City Commissioner Clayton Lopez was in middle school when Monroe County schools integrated. He finished sixth grade at the all-black Frederick Douglass School and then started seventh grade at a newly integrated Horace O’Bryant School.
“There’s a big difference between sixth and seventh grade anyway, and then add the cultural change of integration on top of that. I didn’t do well with the transition initially,” Lopez said on Jan. 17 while speaking to students at the new Island Prep Charter High School on Flagler Avenue.
In honor of the Jan. 20 holiday honoring Martin Luther King, Jr., school officials asked Lopez to share some of his experiences and memories of a different time on a different island in a different world.
“These are some of the things we endured.”
“I remember the colored-only water fountains — it didn’t have cold water.
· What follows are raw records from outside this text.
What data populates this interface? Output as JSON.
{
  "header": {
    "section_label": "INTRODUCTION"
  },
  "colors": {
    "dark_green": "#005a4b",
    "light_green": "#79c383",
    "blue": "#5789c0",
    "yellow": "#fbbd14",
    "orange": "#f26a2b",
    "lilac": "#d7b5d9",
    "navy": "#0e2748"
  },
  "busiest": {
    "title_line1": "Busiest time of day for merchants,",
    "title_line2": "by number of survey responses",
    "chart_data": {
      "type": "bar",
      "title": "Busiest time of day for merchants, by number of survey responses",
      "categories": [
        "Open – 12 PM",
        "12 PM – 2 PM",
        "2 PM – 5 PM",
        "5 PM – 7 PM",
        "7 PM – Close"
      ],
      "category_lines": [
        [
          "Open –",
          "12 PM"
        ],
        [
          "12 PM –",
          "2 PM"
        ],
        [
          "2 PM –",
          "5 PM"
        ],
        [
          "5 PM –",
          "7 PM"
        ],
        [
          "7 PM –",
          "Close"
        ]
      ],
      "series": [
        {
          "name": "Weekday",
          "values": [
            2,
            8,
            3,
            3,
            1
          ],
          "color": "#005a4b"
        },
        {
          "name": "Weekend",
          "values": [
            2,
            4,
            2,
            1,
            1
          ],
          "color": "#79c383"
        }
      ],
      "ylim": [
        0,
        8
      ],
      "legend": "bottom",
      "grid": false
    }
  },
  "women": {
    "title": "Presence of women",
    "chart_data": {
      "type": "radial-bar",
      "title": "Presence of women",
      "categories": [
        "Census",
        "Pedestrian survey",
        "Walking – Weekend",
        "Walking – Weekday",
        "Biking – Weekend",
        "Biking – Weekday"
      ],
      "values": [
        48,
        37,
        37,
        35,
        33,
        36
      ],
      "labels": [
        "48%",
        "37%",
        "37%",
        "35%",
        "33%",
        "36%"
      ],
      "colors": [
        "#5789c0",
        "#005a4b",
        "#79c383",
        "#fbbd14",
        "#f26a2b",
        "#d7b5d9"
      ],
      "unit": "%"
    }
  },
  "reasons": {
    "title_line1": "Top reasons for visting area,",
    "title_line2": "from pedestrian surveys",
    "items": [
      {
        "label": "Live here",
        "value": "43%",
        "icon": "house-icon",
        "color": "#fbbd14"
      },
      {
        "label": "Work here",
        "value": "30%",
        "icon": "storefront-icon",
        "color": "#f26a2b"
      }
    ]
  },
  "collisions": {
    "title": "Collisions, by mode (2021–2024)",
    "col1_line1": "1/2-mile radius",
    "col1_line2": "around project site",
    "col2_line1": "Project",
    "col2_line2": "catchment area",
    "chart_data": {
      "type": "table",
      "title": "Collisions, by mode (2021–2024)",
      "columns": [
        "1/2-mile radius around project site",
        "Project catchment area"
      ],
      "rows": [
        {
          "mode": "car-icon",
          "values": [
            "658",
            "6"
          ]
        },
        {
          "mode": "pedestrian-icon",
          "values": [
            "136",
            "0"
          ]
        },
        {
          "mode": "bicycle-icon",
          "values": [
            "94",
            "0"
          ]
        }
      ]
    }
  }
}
It was painted black porcelain, and the whites-only water fountain was a new stainless steel one with a compressor inside to chill the water.”
“I would not have been legally allowed to marry the woman I love prior to 1977, when mixed-race marriage was allowed.”
“I remember my grandmother and her two sisters making sure we stayed behind the line in the back of the bus.”
“Key West was not as badly segregated as other places, but it still existed.”
“Even though Key West still had a mix of backgrounds, we all had little pockets in which we stayed.”
“Blacks couldn’t even be buried next to white people in the cemetery.”
“There was anger on both sides following desegregation.”
“There were at least one or two fights weekly after the schools integrated.”
“Those of us who struggled socially and academically were targeted, but a few teachers saw us struggling and reached out.”
“In 1972, what began as a simple disagreement between a black student and a white student turned into a citywide riot.”
“There was a period when blacks couldn’t swim at Smathers or Higgs Beach. What’s now the Southernmost Point buoy was called the Colored Beach.”
“There’s always a way to find some good or to make a bad situation better.”
“My politics and religion don’t have to agree with yours, but if we can work together to make this a better place, that’s what we’re here to do.”